Kitchen Food Waste Image Segmentation and Classification for Compost Nutrients Estimation
Raiyan Rahman, Mohsena Chowdhury, Yueyang Tang, Huayi Gao, George Yin, Guanghui Wang
TL;DR
This work addresses estimating compost nutrients (NPK) from kitchen waste by applying semantic segmentation to a newly collected high-resolution image dataset of 19 nutrition-rich waste classes. It benchmarks four state-of-the-art segmentation models, finding SegFormer with the MIT-B5 backbone to achieve the highest mean IoU (~67.08) across 10-fold cross-validation. The dataset comprises 2,912 curated images with 29,433 annotations, derived from an initial 3,128 high-resolution kitchen-waste images and refined to focus on nutritionally relevant classes. The findings advocate transformer-based approaches for accurate waste-class delineation and set the stage for automatic NPK estimation from segmented waste to guide composting practices.
Abstract
The escalating global concern over extensive food wastage necessitates innovative solutions to foster a net-zero lifestyle and reduce emissions. The LILA home composter presents a convenient means of recycling kitchen scraps and daily food waste into nutrient-rich, high-quality compost. To capture the nutritional information of the produced compost, we have created and annotated a large high-resolution image dataset of kitchen food waste with segmentation masks of 19 nutrition-rich categories.
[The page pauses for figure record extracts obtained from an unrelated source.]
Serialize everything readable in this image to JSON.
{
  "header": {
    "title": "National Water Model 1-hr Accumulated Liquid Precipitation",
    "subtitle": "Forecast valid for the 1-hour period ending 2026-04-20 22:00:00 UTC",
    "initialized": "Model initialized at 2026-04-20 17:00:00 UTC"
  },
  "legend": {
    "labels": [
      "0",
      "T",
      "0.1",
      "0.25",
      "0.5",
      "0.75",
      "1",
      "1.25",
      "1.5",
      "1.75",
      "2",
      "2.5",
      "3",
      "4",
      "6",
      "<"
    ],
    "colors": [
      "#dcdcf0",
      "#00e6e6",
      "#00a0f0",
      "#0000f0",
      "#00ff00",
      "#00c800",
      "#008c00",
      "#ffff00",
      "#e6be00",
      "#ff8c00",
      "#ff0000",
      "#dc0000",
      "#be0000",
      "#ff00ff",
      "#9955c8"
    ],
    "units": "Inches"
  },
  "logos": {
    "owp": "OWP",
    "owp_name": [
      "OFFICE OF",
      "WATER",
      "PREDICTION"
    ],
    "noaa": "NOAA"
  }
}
Leveraging this dataset, we benchmarked four state-of-the-art semantic segmentation models on food waste segmentation, contributing to the assessment of compost quality of Nitrogen, Phosphorus, or Potassium. The experiments demonstrate promising results of using segmentation models to discern food waste produced in our daily lives. Based on the experiments, SegFormer, utilizing MIT-B5 backbone, yields the best performance with a mean Intersection over Union (mIoU) of 67.09. Class-based results are also provided to facilitate further analysis of different food waste classes.